How FontChangeLocking May Impact GREP Change Method

In a recent project I had to temporarily use a special character (U+E100) as a marker for applying some specific paragraph style to the active document:

The current font doesn't provide a glyph for U+E100 (Unicode's Private Use Area.)

The fact that this temporary character has no corresponding glyph in the current font didn't sound like a serious problem, since my script was then using changeGrep() to both remove this marker and change the paragraph style at the corresponding location. It looked like this:

var myDoc = app.properties.activeDocument,  
    myBoldStyle = myDoc.paragraphStyles.itemByName('MyBoldStyle');  
 
// Init.  
app.findGrepPreferences = app.changeGrepPreferences = null;
 
// Find the marker U+E100
//    + the next char (captured in $1)
// ---
app.findGrepPreferences.findWhat = "\uE100(.)";  
 
// Preset changeGrep so that it both removes the  
// marker and change the paragraph style.
// ---
app.changeGrepPreferences.properties = {  
    changeTo: '$1',  
    appliedParagraphStyle: myBoldStyle,  
};
 
// Go!  
myDoc.changeGrep(); 
 

Note that findWhat looks for two characters: the marker ("\uE100") and the next character captured into $1 thanks to the parentheses in the "\uE100(.)" regular expression. Then changeGrepPreferences is preset so that the whole capture is changed into $1 (which removes the marker) while assigning the desired paragraph style (myBoldStyle).

However, using exactly the same document and script, I got two different results in two different environments:

Expected result (in the first environment.)

Unexpected result (in another environment.)

The unexpected behavior (platform #2) shows that, although the paragraph style is applied everywhere else, the very first character (i.e., the $1 variable) retains its old attributes. In other words, myBoldStyle does not seem to override the formatting, while changeText/changeGrep commands having an appliedParagraphStyle property should definitely reset the style.

The surprising fact is, anyway, that results differ depending on the environment. In such circumstance the most likely hypothesis is that an unidentified preference parameter disrupts the homogeneity of the process.

Thanks to Trevor and Uwe Laubender—and after some trial and error—we finally found the invisible cause of that weird issue: app.fontLockingPreferences. Here we have a boolean fontChangeLocking property defined as follows, “If true, turns on missing glyph protection during font change.” And, as you can now guess, this option impacts how changeGREP() deals with missing glyphs.
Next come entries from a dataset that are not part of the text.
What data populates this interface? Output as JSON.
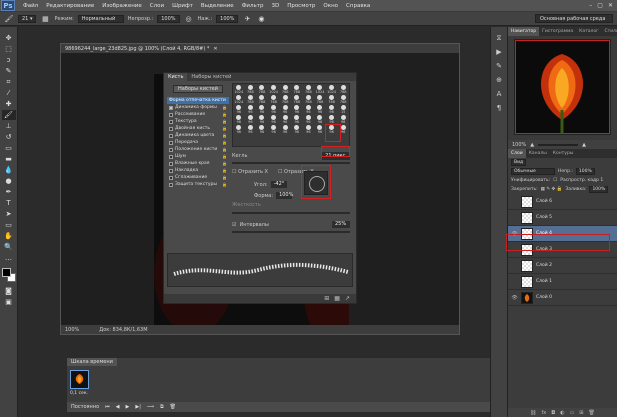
{
  "menubar": {
    "logo": "Ps",
    "items": [
      "Файл",
      "Редактирование",
      "Изображение",
      "Слои",
      "Шрифт",
      "Выделение",
      "Фильтр",
      "3D",
      "Просмотр",
      "Окно",
      "Справка"
    ],
    "window_controls": [
      "–",
      "▢",
      "✕"
    ]
  },
  "options": {
    "mode_label": "Режим:",
    "mode_value": "Нормальный",
    "opacity_label": "Непрозр.:",
    "opacity_value": "100%",
    "flow_label": "Наж.:",
    "flow_value": "100%",
    "workspace": "Основная рабочая среда"
  },
  "document": {
    "tab_title": "98696244_large_23d825.jpg @ 100% (Слой 4, RGB/8#) *",
    "zoom": "100%",
    "doc_info": "Док: 834,8К/1,63М"
  },
  "brush_panel": {
    "tabs": [
      "Кисть",
      "Наборы кистей"
    ],
    "presets_button": "Наборы кистей",
    "options": [
      {
        "label": "Форма отпечатка кисти",
        "checked": false,
        "highlight": true
      },
      {
        "label": "Динамика формы",
        "checked": true
      },
      {
        "label": "Рассеивание",
        "checked": false
      },
      {
        "label": "Текстура",
        "checked": false
      },
      {
        "label": "Двойная кисть",
        "checked": false
      },
      {
        "label": "Динамика цвета",
        "checked": false
      },
      {
        "label": "Передача",
        "checked": false
      },
      {
        "label": "Положение кисти",
        "checked": false
      },
      {
        "label": "Шум",
        "checked": false
      },
      {
        "label": "Влажные края",
        "checked": false
      },
      {
        "label": "Накладка",
        "checked": false
      },
      {
        "label": "Сглаживание",
        "checked": false
      },
      {
        "label": "Защита текстуры",
        "checked": false
      }
    ],
    "tip_sizes": [
      "1024",
      "768",
      "768",
      "1024",
      "768",
      "768",
      "768",
      "1024",
      "1024",
      "768",
      "1024",
      "768",
      "768",
      "768",
      "768",
      "768",
      "768",
      "768",
      "768",
      "768",
      "96",
      "96",
      "96",
      "96",
      "96",
      "96",
      "96",
      "96",
      "96",
      "15",
      "96",
      "96",
      "96",
      "96",
      "96",
      "96",
      "96",
      "96",
      "96",
      "96",
      "96",
      "96",
      "96",
      "96",
      "96",
      "96",
      "96",
      "96",
      "96",
      "96"
    ],
    "size_label": "Кегль",
    "size_value": "21 пикс.",
    "flip_x": "Отразить X",
    "flip_y": "Отразить Y",
    "angle_label": "Угол:",
    "angle_value": "-42°",
    "roundness_label": "Форма:",
    "roundness_value": "100%",
    "hardness_label": "Жесткость",
    "spacing_label": "Интервалы",
    "spacing_value": "25%"
  },
  "timeline": {
    "title": "Шкала времени",
    "frame_time": "0,1 сек.",
    "loop": "Постоянно"
  },
  "navigator": {
    "tabs": [
      "Навигатор",
      "Гистограмма",
      "Каталог",
      "Стили"
    ],
    "zoom": "100%"
  },
  "layers": {
    "tabs": [
      "Слои",
      "Каналы",
      "Контуры"
    ],
    "kind": "Вид",
    "blend": "Обычные",
    "opacity_label": "Непр.:",
    "opacity": "100%",
    "unify_label": "Унифицировать:",
    "propagate": "Распростр. кадр 1",
    "lock_label": "Закрепить:",
    "fill_label": "Заливка:",
    "fill": "100%",
    "items": [
      {
        "name": "Слой 6",
        "selected": false,
        "visible": false,
        "bg": false
      },
      {
        "name": "Слой 5",
        "selected": false,
        "visible": false,
        "bg": false
      },
      {
        "name": "Слой 4",
        "selected": true,
        "visible": true,
        "bg": false
      },
      {
        "name": "Слой 3",
        "selected": false,
        "visible": false,
        "bg": false
      },
      {
        "name": "Слой 2",
        "selected": false,
        "visible": false,
        "bg": false
      },
      {
        "name": "Слой 1",
        "selected": false,
        "visible": false,
        "bg": false
      },
      {
        "name": "Слой 0",
        "selected": false,
        "visible": true,
        "bg": true
      }
    ]
  },
  "colors": {
    "accent": "#d42020",
    "selection": "#546e94",
    "panel": "#4a4a4a"
  }
}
Keep this in mind when you tweak odd characters and missing glyphs through find/change…

• Original discussion: forums.adobe.com/message/8503226#8503226


3/ Graphics and Geometry

Does My Container Extend Beyond Its Inner Image Frame?

How to check whether a frame does not extend beyond the image it contains? Simple question. Consider the figure below. There is no doubt that the left container is OK (it doesn’t jut out from the image area) while the right container is appreciably larger (its magenta background shines out.)

Isn't it easy to check whether a frame extends over its graphics content?

So, at first sight, the question is all about comparing the PARENT (=container) bounds against the CHILD (=image) bounds, making sure that the parent area is entirely contained within the child area. So the OK condition could be expressed as follows: PARENT ⊆ CHILD.

Using visibleBounds (or geometricBounds) coordinates might seem the way to go. Unfortunately this approach fails as soon as rotations or complicate transformations come into play, because xxxBounds properties return rectangular coordinates relative to the ruler space. So, in the figure below, the image bounds seen from the rulers (gray rectangle) wrongly lead to assert PARENT ⊆ CHILD while the magenta warning signal is visible again.

The naive approach does not work in a simple rotation case.

So we likely need to take the actual (inner) bounding boxes into account, and their underlying transformation spaces. The question could first be addressed as follows. To ensure that the container does not extend beyond the image area, it is sufficient to check that the parent inner box is contained within the image inner box. In short we just refined the OK condition that way:
PARENT-INNER-BOX ⊆ CHILD-INNER-BOX

And that specific condition could be instantly tested using (u,v) coordinates of the respective boxes, without any transformation or Pathfinder operations.

Alas and alack, a closer look at the problem reveals that our intuitive equation is only a sufficient condition. The below counterexample proves it is not necessary:

A counterexample of our intuitive condition.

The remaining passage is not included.